In vivo anticancer activity
6-shogaol shows great potential for in vitro anticancer activity, and the next step is to determine whether the in vitro anticancer results can be replicated in vivo in multiple cancer types. Due to the fact that the human body is a complex multicellular organism, in vitro results can only serve as an indicator of 6-shogaol’s anticancer activity, and only in vivo validation can confirm its anticancer efficacy. Kim et al. tested the effect of 6-shogaol on NCI-H1650 lung cancer cells using a mouse model [54]. In this study, the average tumor volume of the carrier treatment group was 393.4 mm3, while the average tumor volumes of mice treated with 6-shogaol at doses of 10 and 40 mg/kg were 274.7 and 140.8 mm3, respectively. And it was found that 6-shogaol did not cause any changes in body weight after treating tumor mice, indicating that 6-shogaol not only had good anticancer effects but also did not cause toxic side effects on mice.
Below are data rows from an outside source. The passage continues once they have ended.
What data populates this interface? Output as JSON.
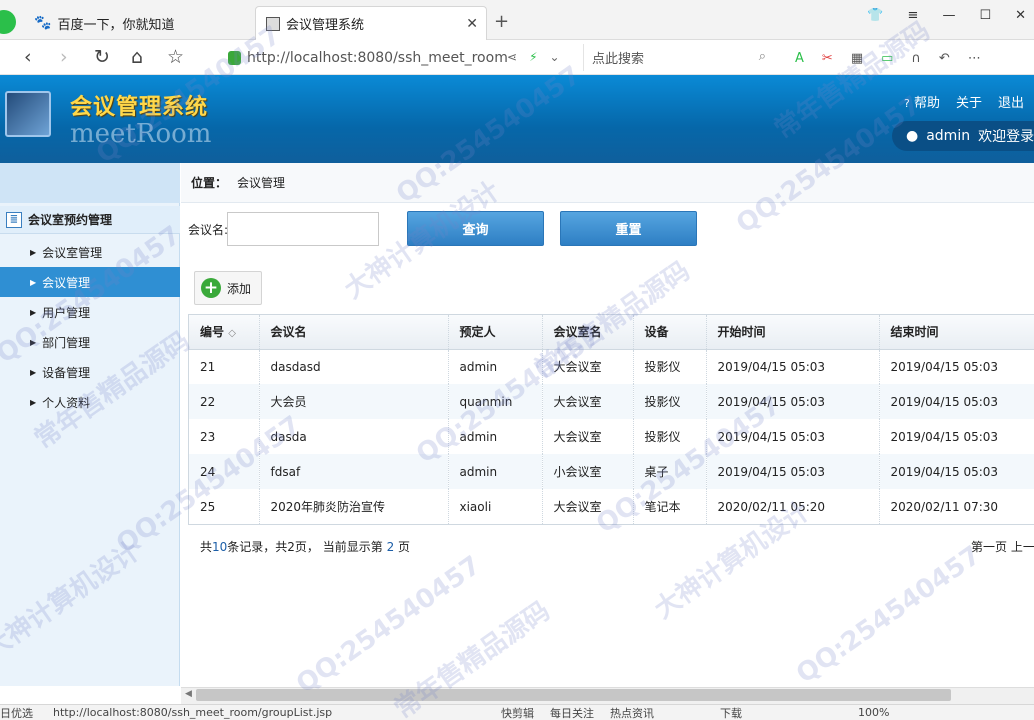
{
  "browser": {
    "tabs": [
      {
        "title": "百度一下，你就知道",
        "icon": "paw-icon"
      },
      {
        "title": "会议管理系统",
        "icon": "page-icon",
        "active": true
      }
    ],
    "address": "http://localhost:8080/ssh_meet_room",
    "search_placeholder": "点此搜索",
    "status_url": "http://localhost:8080/ssh_meet_room/groupList.jsp",
    "status_left": "日优选",
    "status_items": [
      "快剪辑",
      "每日关注",
      "热点资讯",
      "下载"
    ],
    "zoom": "100%"
  },
  "header": {
    "title": "会议管理系统",
    "subtitle": "meetRoom",
    "links": [
      "帮助",
      "关于",
      "退出"
    ],
    "user": "admin",
    "welcome": "欢迎登录"
  },
  "sidebar": {
    "group": "会议室预约管理",
    "items": [
      {
        "label": "会议室管理",
        "active": false
      },
      {
        "label": "会议管理",
        "active": true
      },
      {
        "label": "用户管理",
        "active": false
      },
      {
        "label": "部门管理",
        "active": false
      },
      {
        "label": "设备管理",
        "active": false
      },
      {
        "label": "个人资料",
        "active": false
      }
    ]
  },
  "breadcrumb": {
    "label": "位置：",
    "current": "会议管理"
  },
  "search": {
    "label": "会议名:",
    "value": "",
    "query_button": "查询",
    "reset_button": "重置"
  },
  "toolbar": {
    "add_label": "添加"
  },
  "table": {
    "columns": [
      "编号",
      "会议名",
      "预定人",
      "会议室名",
      "设备",
      "开始时间",
      "结束时间"
    ],
    "rows": [
      [
        "21",
        "dasdasd",
        "admin",
        "大会议室",
        "投影仪",
        "2019/04/15 05:03",
        "2019/04/15 05:03"
      ],
      [
        "22",
        "大会员",
        "quanmin",
        "大会议室",
        "投影仪",
        "2019/04/15 05:03",
        "2019/04/15 05:03"
      ],
      [
        "23",
        "dasda",
        "admin",
        "大会议室",
        "投影仪",
        "2019/04/15 05:03",
        "2019/04/15 05:03"
      ],
      [
        "24",
        "fdsaf",
        "admin",
        "小会议室",
        "桌子",
        "2019/04/15 05:03",
        "2019/04/15 05:03"
      ],
      [
        "25",
        "2020年肺炎防治宣传",
        "xiaoli",
        "大会议室",
        "笔记本",
        "2020/02/11 05:20",
        "2020/02/11 07:30"
      ]
    ]
  },
  "pager": {
    "prefix": "共",
    "total": "10",
    "mid": "条记录，共2页， 当前显示第 ",
    "current": "2",
    "suffix": " 页",
    "first": "第一页",
    "prev": "上一"
  },
  "watermarks": [
    "QQ:254540457",
    "常年售精品源码",
    "大神计算机设计"
  ],
  "colors": {
    "header": "#0a6fb5",
    "active_item": "#2f8fd3",
    "title": "#ffd84a",
    "button": "#3d8fd0"
  }
}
In FVB/N male mice injected subcutaneously with prostate cancer HMVP2 cells, the cancer cells were grown in mice for 2 weeks and then treated with 6-shogaol at a dose of 100 mg/kg, which resulted in a 48% reduction in tumour weight, a statistically significant reduction in tumour weight after treatment with 6-shogaol when compared to the control group [33]. Human colon tumor cells were implanted into female thymic nude mice. The first day and the following day after cancer cell implantation, a dose of 15 mg/kg 6-shogaol was injected intraperitoneally for intervention. After 30 days of treatment, although the tumor was not completely eliminated, it significantly inhibited the growth of tumor cells [55]. 6-shogaol has shown effective anticancer activity in different animal tumor models, but the dosage, route of administration, and mechanism of action are different when treating different types of tumors, as shown in Table 2.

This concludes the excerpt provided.